In a recent talk with ICANA, Heshmatollah Falahatpisheh also blamed the ineffective US policies for rampant human smuggling worldwide.

"Including Iran in the list of countries accused of failing to fight human trafficking is a highly questionable move because Iran has been at the forefront of the campaign against all kinds of smuggling, including human trafficking," he said.

"Today's crises like drug smuggling, human trafficking and growing hacking activities are the outcome of Americans' unstable policies. They have obliterated the security-sovereignty boundaries, paving the way for human and drug traffickers."

The White House said on Sept. 30 it had ordered that Iran, Venezuela and four African nations be added to a US list of countries accused of failing to crack down on human trafficking, which further isolates them from the United States. The White House said it also was increasing restrictions on North Korea, Eritrea, Russia and Syria, which already were on the list, by constraining them from engaging in educational or cultural exchange programs with the United States.

In addition, Trump's administration instructed the US executive directors at the International Monetary Fund and other multilateral development banks to vote against extending loans or other funds to North Korea, Russia and Iran for the fiscal 2018.

  Breach of IMF Charter

Falahatpisheh said Trump's instructions run counter to the principles of IMF charter.

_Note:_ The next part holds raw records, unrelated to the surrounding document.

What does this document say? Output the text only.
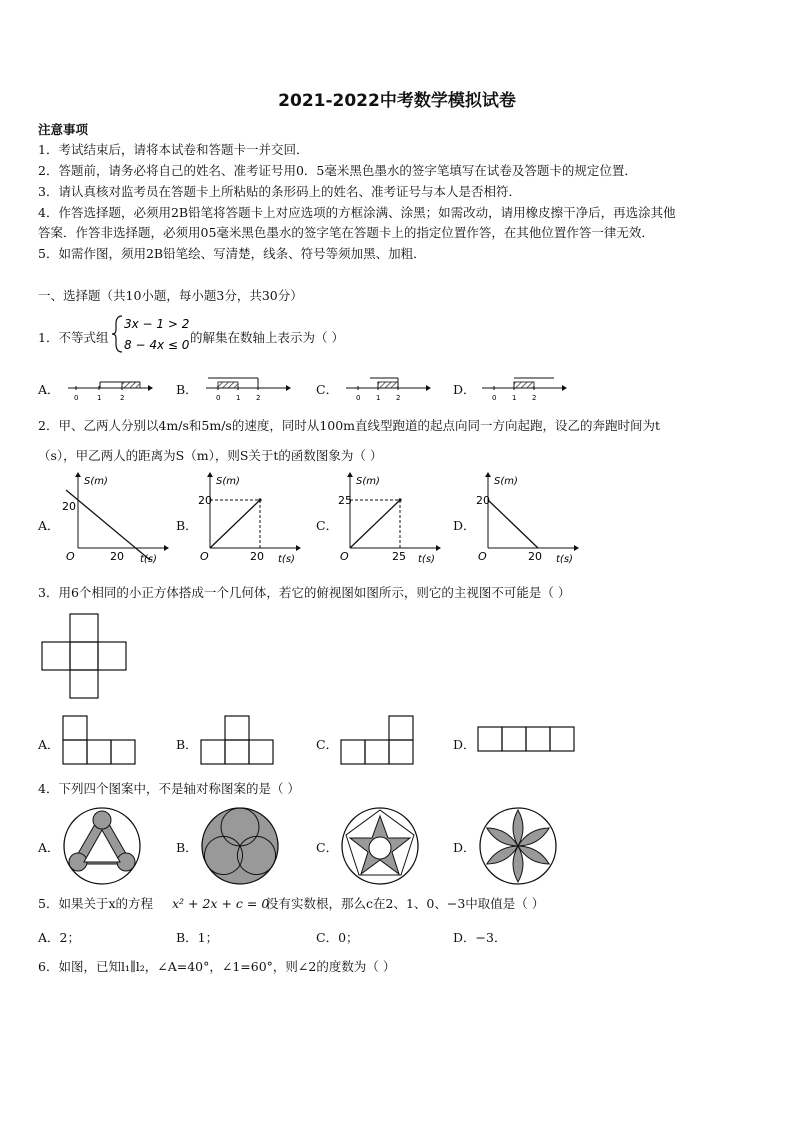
2021-2022中考数学模拟试卷
注意事项
1．考试结束后，请将本试卷和答题卡一并交回．
2．答题前，请务必将自己的姓名、准考证号用0．5毫米黑色墨水的签字笔填写在试卷及答题卡的规定位置．
3．请认真核对监考员在答题卡上所粘贴的条形码上的姓名、准考证号与本人是否相符．
4．作答选择题，必须用2B铅笔将答题卡上对应选项的方框涂满、涂黑；如需改动，请用橡皮擦干净后，再选涂其他
答案．作答非选择题，必须用05毫米黑色墨水的签字笔在答题卡上的指定位置作答，在其他位置作答一律无效．
5．如需作图，须用2B铅笔绘、写清楚，线条、符号等须加黑、加粗．
一、选择题（共10小题，每小题3分，共30分）
1．不等式组
3x − 1 > 2
8 − 4x ≤ 0 的解集在数轴上表示为（ ）
A．	B．	C．	D．
0	1	2	0 1 2	0 1 2	0 1 2
2．甲、乙两人分别以4m/s和5m/s的速度，同时从100m直线型跑道的起点向同一方向起跑，设乙的奔跑时间为t
（s），甲乙两人的距离为S（m），则S关于t的函数图象为（ ）
A．	B．	C．	D．
S(m)
20
O	20 t(s)
S(m)
20
O	20 t(s)
S(m)
25
O	25 t(s)
S(m)
20
O	20 t(s)
3．用6个相同的小正方体搭成一个几何体，若它的俯视图如图所示，则它的主视图不可能是（ ）
A．	B．	C．	D．
4．下列四个图案中，不是轴对称图案的是（ ）
A．	B．	C．	D．
5．如果关于x的方程 x² + 2x + c = 0
没有实数根，那么c在2、1、0、−3中取值是（ ）
A．2；	B．1；	C．0；	D．−3．
6．如图，已知l₁∥l₂，∠A=40°，∠1=60°，则∠2的度数为（ ）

"The US lobbying with the IMF to pressure Iran is a violation of the global organization's statutes," he said.

Under a 2000 US law called the Trafficking Victims Protection Act, the United States does not provide non-humanitarian, non-trade foreign assistance to any country that fails to comply with minimum standards for eliminating trafficking and is not making efforts to do so.

The White House said in a notice that Iran, Venezuela, the Democratic Republic of the Congo, Equatorial Guinea, South Sudan and Sudan had been added to the list of countries subject to these restrictions for the new fiscal year.

The move came days after Trump included Venezuela and Iran on a list of eight countries targeted for travel restrictions to the United States.

The restrictions on Venezuela focused on government officials who are blamed by the Trump administration for the country's slide into economic disarray. The travel ban on Iranians was broader.